We will start with creation of Dataset class - This defines how the text is pre-processed before sending it to the neural network. This dataset will be used the the Dataloader method that will feed  the data in batches to the neural network for suitable training and processing. 
The Dataloader and Dataset will be used inside the `main()`.
Dataset and Dataloader are constructs of the PyTorch library for defining and controlling the data pre-processing and its passage to neural network. For further reading into Dataset and Dataloader read the [docs at PyTorch](https://pytorch.org/docs/stable/data.html)

#### *CustomDataset* Dataset Class
- This class is defined to accept the Dataframe as input and generate tokenized output that is used by the **T5** model for training. 
- We are using the **T5** tokenizer to tokenize the data in the `text` and `ctext` column of the dataframe. 
- The tokenizer uses the ` batch_encode_plus` method to perform tokenization and generate the necessary outputs, namely: `source_id`, `source_mask` from the actual text and `target_id` and `target_mask` from the summary text.
- To read further into the tokenizer, [refer to this document](https://huggingface.co/transformers/model_doc/t5.html#t5tokenizer)
- The *CustomDataset* class is used to create 2 datasets, for training and for validation.
- *Training Dataset* is used to fine tune the model: **80% of the original data**
- *Validation Dataset* is used to evaluate the performance of the model. The model has not seen this data during training. 

#### Dataloader: Called inside the `main()`
- Dataloader is used to for creating training and validation dataloader that load data to the neural network in a defined manner.

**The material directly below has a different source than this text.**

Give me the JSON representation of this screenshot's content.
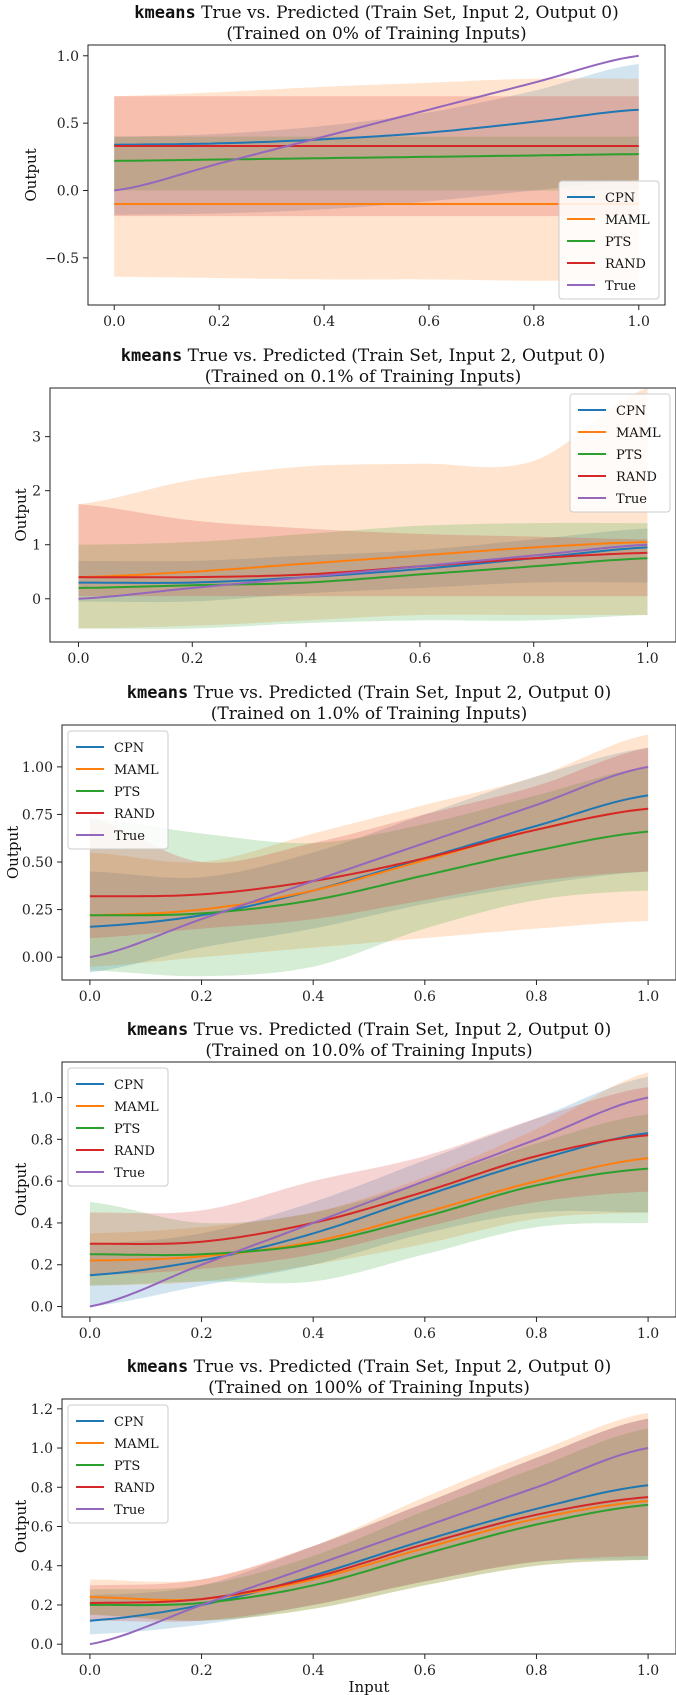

This is needed because all the data from the dataset cannot be loaded to the memory at once, hence the amount of data loaded to the memory and then passed to the neural network needs to be controlled.
- This control is achieved using the parameters such as `batch_size` and `max_len`.
- Training and Validation dataloaders are used in the training and validation part of the flow respectively

In [6]:
# Creating a custom dataset for reading the dataframe and loading it into the dataloader to pass it to the neural network at a later stage for finetuning the model and to prepare it for predictions
class CustomDataset(Dataset):
    def __init__(self, dataframe, tokenizer, source_len, summ_len):
        self.tokenizer = tokenizer
        self.data = dataframe
        self.source_len = 300 # original: source_len
        self.summ_len = summ_len
        self.text = self.data.text
        self.ctext = self.data.ctext

    def __len__(self):
        return len(self.text)

    def __getitem__(self, index):
        ctext = str(self.ctext[index])
        ctext = ' '.join(ctext.split())

        text = str(self.text[index])
        text = ' '.join(text.split())

        source = self.tokenizer.batch_encode_plus([ctext], max_length= self.source_len, pad_to_max_length=True,return_tensors='pt')
        target = self.tokenizer.batch_encode_plus([text], max_length= self.summ_len, pad_to_max_length=True,return_tensors='pt')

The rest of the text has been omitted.